Founding of Scripps College
The first achievement of the Board of Fellows of Claremont Colleges was the founding of Scripps College for Women. Dr. Ernest Jaqua helped prepare and plan for this new venture, which had been energized with gifts of land and money from Ellen Browning Scripps. On June 15, 1926, Jaqua reported to the Board of Fellows that ten men and ten women had accepted appointment to the Scripps College Board of Trustees and its Articles of Incorporation had been filed in Sacramento three days earlier. The newly established Scripps College spared no expense in its distinguishing architecture. Architect Gordon Kaufmann designed the new institution as a Spanish Renaissance cloister, with courtyards and connecting arcades, concrete surfaces, red tile roofs, decorated windows, doors, columns, tile porticos, and iron grills. Landscape architect Edward Huntsman Trout complemented Kaufmann’s Spanish cloisters with a central mall and attendant walks, lawns, trees, and shrubs. On October 14, 1927, Ernest Jaqua was inaugurated as president of Scripps College.
Plan for a Third College and the Munro Report
After the founding of Scripps College, the plan to found a third (men’s) college, balancing Scripps was underway. Further impetus for immediate expansion came from a million-dollar unrestricted bequest to Claremont Colleges from the estate of Colonel Seeley Mudd, chairman of the Board of Fellows of Claremont Colleges, following his death on May 24, 1926. Encouraged by the gift and the successful opening of Scripps, the Board of Fellows of Claremont Colleges named a committee to look into the matter of a third college in early 1927.
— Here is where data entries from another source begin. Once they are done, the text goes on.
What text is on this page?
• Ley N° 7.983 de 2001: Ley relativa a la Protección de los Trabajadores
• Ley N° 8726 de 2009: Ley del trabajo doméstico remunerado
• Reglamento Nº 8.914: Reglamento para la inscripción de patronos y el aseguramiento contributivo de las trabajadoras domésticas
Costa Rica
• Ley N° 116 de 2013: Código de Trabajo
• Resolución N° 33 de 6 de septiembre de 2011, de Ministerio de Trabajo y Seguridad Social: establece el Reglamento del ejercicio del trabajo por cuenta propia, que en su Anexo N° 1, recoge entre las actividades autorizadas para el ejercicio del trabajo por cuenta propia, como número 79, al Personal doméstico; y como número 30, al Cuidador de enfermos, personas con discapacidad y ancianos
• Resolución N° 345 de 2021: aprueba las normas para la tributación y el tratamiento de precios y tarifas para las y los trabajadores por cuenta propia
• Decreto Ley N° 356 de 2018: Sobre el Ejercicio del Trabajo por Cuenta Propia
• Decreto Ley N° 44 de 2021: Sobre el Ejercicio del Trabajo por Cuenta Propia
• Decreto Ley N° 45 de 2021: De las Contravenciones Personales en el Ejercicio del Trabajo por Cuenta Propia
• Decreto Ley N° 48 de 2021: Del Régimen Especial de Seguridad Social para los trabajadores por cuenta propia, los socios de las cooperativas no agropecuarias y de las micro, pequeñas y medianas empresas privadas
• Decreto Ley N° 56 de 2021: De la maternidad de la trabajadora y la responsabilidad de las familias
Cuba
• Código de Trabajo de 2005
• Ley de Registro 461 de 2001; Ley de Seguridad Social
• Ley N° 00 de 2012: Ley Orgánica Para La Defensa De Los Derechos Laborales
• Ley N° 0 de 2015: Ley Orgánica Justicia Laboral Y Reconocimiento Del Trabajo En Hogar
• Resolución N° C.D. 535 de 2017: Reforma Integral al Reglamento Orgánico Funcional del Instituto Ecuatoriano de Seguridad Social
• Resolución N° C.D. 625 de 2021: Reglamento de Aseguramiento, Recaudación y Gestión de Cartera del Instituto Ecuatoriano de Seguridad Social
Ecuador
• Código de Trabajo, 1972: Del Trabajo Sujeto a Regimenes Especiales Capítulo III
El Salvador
William Munro, a Scripps trustee and professor of government and history at Cal Tech, chaired the new committee which filed a seven-page report on the men’s college on April 8, 1927. The “Report of the Special Committee on Aims and Purposes,” also referred to as the Munro Report, represented the first formal call for a men’s college in Claremont. While subsequent documents and reports would expand upon and refine the findings laid out in the Munro Report, the identity of the men’s college was outlined. The college would serve as an institution for men oriented toward a business and public affairs program within a liberal arts framework and serve as a residential college of two hundred students preparing young men for careers in business, public affairs, and law.